Carnegie Mellon University

Two pink daisies, growing intertwined in front of a blue sky

AgInteracT: LLM-based Human-AI Teaming Simulation Environment

By Maarten Sap

We propose AgInteracT, a multi-party simulation environment that allows humans, AIbased human digital twins, and AI agents to interact with each other towards accomplishing a shared social goal or practical objective. Our environment will leverage large language models (LLMs) adapted to embody complex profiles (e.g., using psychological scales, interaction data) to build AI digital twins, and enable agents and digital twins to communicate in natural language, allowing for a rich spectrum of interactions. Our proposed multi-level, multi-dimensional evaluation framework AgInteracT Eval will measure the performance and social intelligence of agents, digital twins, and human interactors, including dimensions such as persona consistency, social norm following, and goal accomplishment. The team will also be evaluated on goal completion rate, efficiency, and cohesion.

To showcase AgInteracT’s usefulness towards studying human-AI teams, we propose to use our simulation environment to investigate how team composition and teammate characteristics of digital twins affect team performance in two types of military-inspired tasks: (1) Cooperative tasks, in which teammates of different backgrounds, cultures, and expertise must cooperate towards a shared goal (e.g., deciding what to do in a search and rescue mission). (2) Semi-cooperative tasks, in which teammates with different characteristics have to negotiate to achieve their own goals (e.g., job offer negotiations, game of Diplomacy).

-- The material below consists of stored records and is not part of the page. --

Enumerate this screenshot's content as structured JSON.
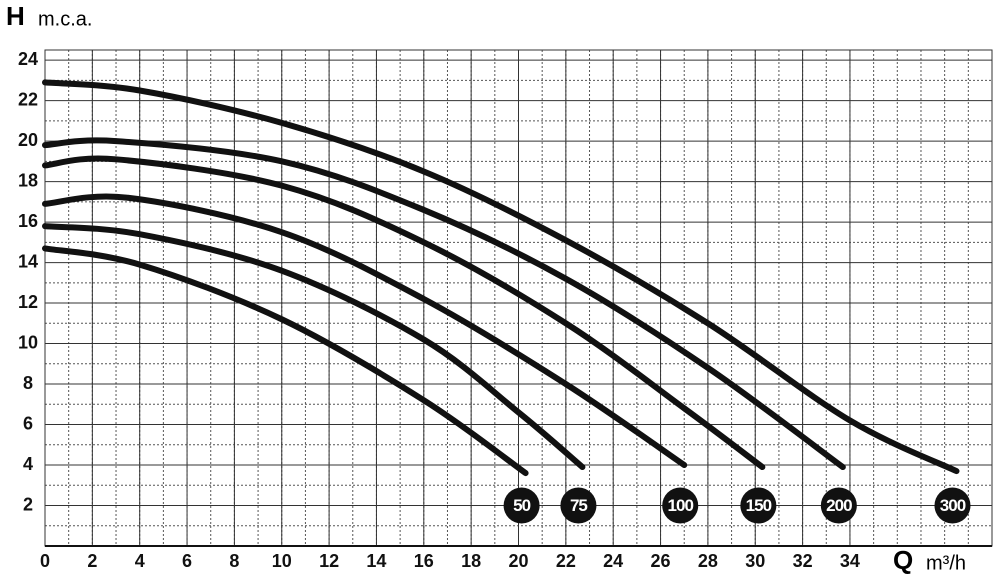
{
  "chart_data": {
    "type": "line",
    "y_label": {
      "symbol": "H",
      "unit": "m.c.a."
    },
    "x_label": {
      "symbol": "Q",
      "unit": "m³/h"
    },
    "xlim": [
      0,
      40
    ],
    "ylim": [
      0,
      24.5
    ],
    "xticks": [
      0,
      2,
      4,
      6,
      8,
      10,
      12,
      14,
      16,
      18,
      20,
      22,
      24,
      26,
      28,
      30,
      32,
      34
    ],
    "yticks": [
      2,
      4,
      6,
      8,
      10,
      12,
      14,
      16,
      18,
      20,
      22,
      24
    ],
    "grid": true,
    "color": "#111111",
    "series": [
      {
        "name": "50",
        "x": [
          0,
          4,
          10,
          16,
          20.3
        ],
        "values": [
          14.7,
          13.9,
          11.2,
          7.2,
          3.6
        ]
      },
      {
        "name": "75",
        "x": [
          0,
          4,
          10,
          16,
          20,
          22.7
        ],
        "values": [
          15.8,
          15.4,
          13.6,
          10.2,
          6.6,
          3.9
        ]
      },
      {
        "name": "100",
        "x": [
          0,
          3.5,
          10,
          16,
          22,
          27
        ],
        "values": [
          16.9,
          17.2,
          15.5,
          12.2,
          8.0,
          4.0
        ]
      },
      {
        "name": "150",
        "x": [
          0,
          3,
          10,
          16,
          22,
          27,
          30.3
        ],
        "values": [
          18.8,
          19.1,
          17.8,
          15.0,
          11.0,
          6.8,
          3.9
        ]
      },
      {
        "name": "200",
        "x": [
          0,
          3,
          10,
          16,
          22,
          28,
          33.7
        ],
        "values": [
          19.8,
          20.0,
          19.0,
          16.6,
          13.2,
          8.8,
          3.9
        ]
      },
      {
        "name": "300",
        "x": [
          0,
          4,
          10,
          16,
          22,
          28,
          34,
          38.5
        ],
        "values": [
          22.9,
          22.5,
          20.9,
          18.5,
          15.1,
          11.0,
          6.2,
          3.7
        ]
      }
    ]
  }
}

Within these tasks, we will investigate the following research questions: (1) How can we best create digital twins that are realistic and faithful to their human counterpart? This will help us develop more faithful and realistic human digital twins. (2) How can we most accurately evaluate the performance of agents and teams using automatic methods? This will help us build better evaluation models for agents and teams, human and AI alike. (3) How do team size, composition, specific agent characteristics, and team communication strategies influence the outcomes of tasks? This will help us answer social science inspired questions to help teams better achieve their goals.